Over the past few years, Americans have awakened to the fact that wine should taste like wine, not oak juice.

The use of French oak barrels in California was pioneered by Robert Mondavi in the 1960s and 1970s. Mondavi was concerned with putting California on the world wine map, and his theory was simple: Oak was used to produce the great wines of Bordeaux and Burgundy, so more oak would make great wine here. Regardless of the strength of a particular vintage, he used new, small barrels, which imparted the greatest amount of tannin and flavor to the final product. The result was frequently a wine which was dried out and overwhelmed by the cask in which it had been aged.

Increasingly, American consumers are rejecting that type of wine in favor of a beverage which is lighter, fresher and more natural, as well as more compatible with food. Many Chardonnay producers have dialed back their use of oak, and some are using none at all.

Unoaked Chardonnay is nothing new—the French call it Chablis, and have been making it for roughly 1,000 years. Most of the greatest Chablis producers, including the stratospherically priced Dauvissat and Raveneau, would never think of using oak. They prefer a wine which is defined by crisp acidity and classic Chardonnay flavors of citrus, apple, melon and pear.

Here at home, more and more unoaked Chardonnay is appearing on the market. Good versions are available from California (Melville, Iron Horse, Joel Gott, Mer Soleil Silver and Bernardus) and Oregon (Rex Hill, A to Z and Chehalem), in addition to Australia (Elderton, Trevor Jones, Wishing Tree and Spring Seed), New Zealand (Brancott, Babich and Kim Crawford), South Africa (Brampton and Star Tree) and Italy (Lageder and Elena Walch). I recently sampled the Naked Chardonnay from Snoqualmie in Washington State ($12), which had luscious flavors of green apple and ripe pear, along with a texture that was viscous and vibrant at the same time.
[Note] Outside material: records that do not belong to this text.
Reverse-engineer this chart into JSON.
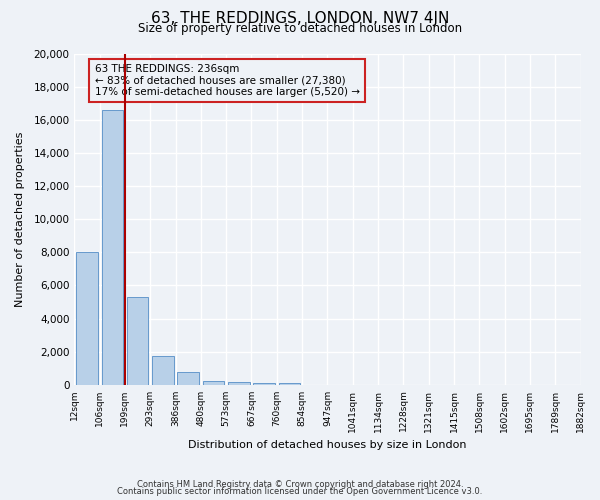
{
  "title": "63, THE REDDINGS, LONDON, NW7 4JN",
  "subtitle": "Size of property relative to detached houses in London",
  "xlabel": "Distribution of detached houses by size in London",
  "ylabel": "Number of detached properties",
  "bar_values": [
    8050,
    16600,
    5300,
    1750,
    750,
    250,
    150,
    100,
    100,
    0,
    0,
    0,
    0,
    0,
    0,
    0,
    0,
    0,
    0,
    0
  ],
  "bar_labels": [
    "12sqm",
    "106sqm",
    "199sqm",
    "293sqm",
    "386sqm",
    "480sqm",
    "573sqm",
    "667sqm",
    "760sqm",
    "854sqm",
    "947sqm",
    "1041sqm",
    "1134sqm",
    "1228sqm",
    "1321sqm",
    "1415sqm",
    "1508sqm",
    "1602sqm",
    "1695sqm",
    "1789sqm",
    "1882sqm"
  ],
  "ylim": [
    0,
    20000
  ],
  "yticks": [
    0,
    2000,
    4000,
    6000,
    8000,
    10000,
    12000,
    14000,
    16000,
    18000,
    20000
  ],
  "bar_color": "#b8d0e8",
  "bar_edge_color": "#6699cc",
  "annotation_title": "63 THE REDDINGS: 236sqm",
  "annotation_line1": "← 83% of detached houses are smaller (27,380)",
  "annotation_line2": "17% of semi-detached houses are larger (5,520) →",
  "footer_line1": "Contains HM Land Registry data © Crown copyright and database right 2024.",
  "footer_line2": "Contains public sector information licensed under the Open Government Licence v3.0.",
  "bg_color": "#eef2f7",
  "grid_color": "#ffffff",
  "figsize": [
    6.0,
    5.0
  ],
  "dpi": 100
}
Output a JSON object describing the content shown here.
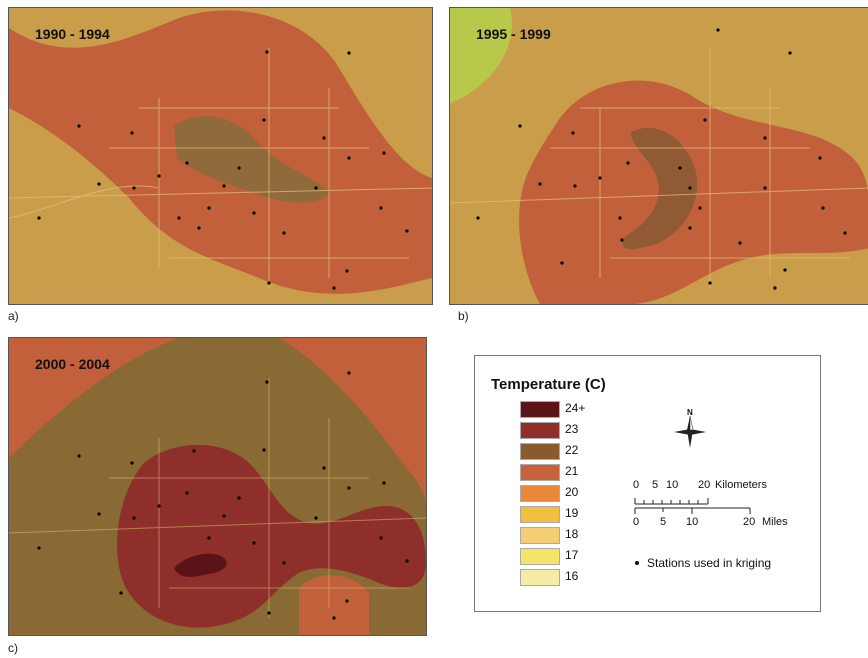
{
  "panels": [
    {
      "id": "a",
      "label": "a)",
      "period": "1990 - 1994"
    },
    {
      "id": "b",
      "label": "b)",
      "period": "1995 - 1999"
    },
    {
      "id": "c",
      "label": "c)",
      "period": "2000 - 2004"
    }
  ],
  "legend": {
    "title": "Temperature (C)",
    "classes": [
      {
        "label": "24+",
        "color": "#5a1418"
      },
      {
        "label": "23",
        "color": "#8e2f2c"
      },
      {
        "label": "22",
        "color": "#8a5a2c"
      },
      {
        "label": "21",
        "color": "#c8623a"
      },
      {
        "label": "20",
        "color": "#e8893a"
      },
      {
        "label": "19",
        "color": "#f2be3e"
      },
      {
        "label": "18",
        "color": "#f4cc74"
      },
      {
        "label": "17",
        "color": "#f4e46a"
      },
      {
        "label": "16",
        "color": "#f7eca6"
      }
    ],
    "north_label": "N",
    "scale_km_ticks": [
      "0",
      "5",
      "10",
      "20"
    ],
    "scale_km_unit": "Kilometers",
    "scale_mi_ticks": [
      "0",
      "5",
      "10",
      "20"
    ],
    "scale_mi_unit": "Miles",
    "stations_label": "Stations used in kriging"
  },
  "colors": {
    "panel_a_base": "#c99d4a",
    "panel_a_zone": "#c2603c",
    "panel_a_core": "#8f6a3a",
    "panel_b_base": "#c99d4a",
    "panel_b_zone": "#c2603c",
    "panel_b_core": "#8f5a34",
    "panel_c_base": "#c2603c",
    "panel_c_zone": "#8a6a34",
    "panel_c_core": "#8e2f2c"
  }
}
It’s an unusual and distinctive wine that pairs well with a range of dishes from Asian/fusion to white meats in substantial sauces.

Irony of ironies: While there are some expensive bottles on the market, the fact is that a Chardonnay made without barrel aging will be usually significantly less expensive than its oaked counterpart, making it pleasurable to drink and a bargain at the same time.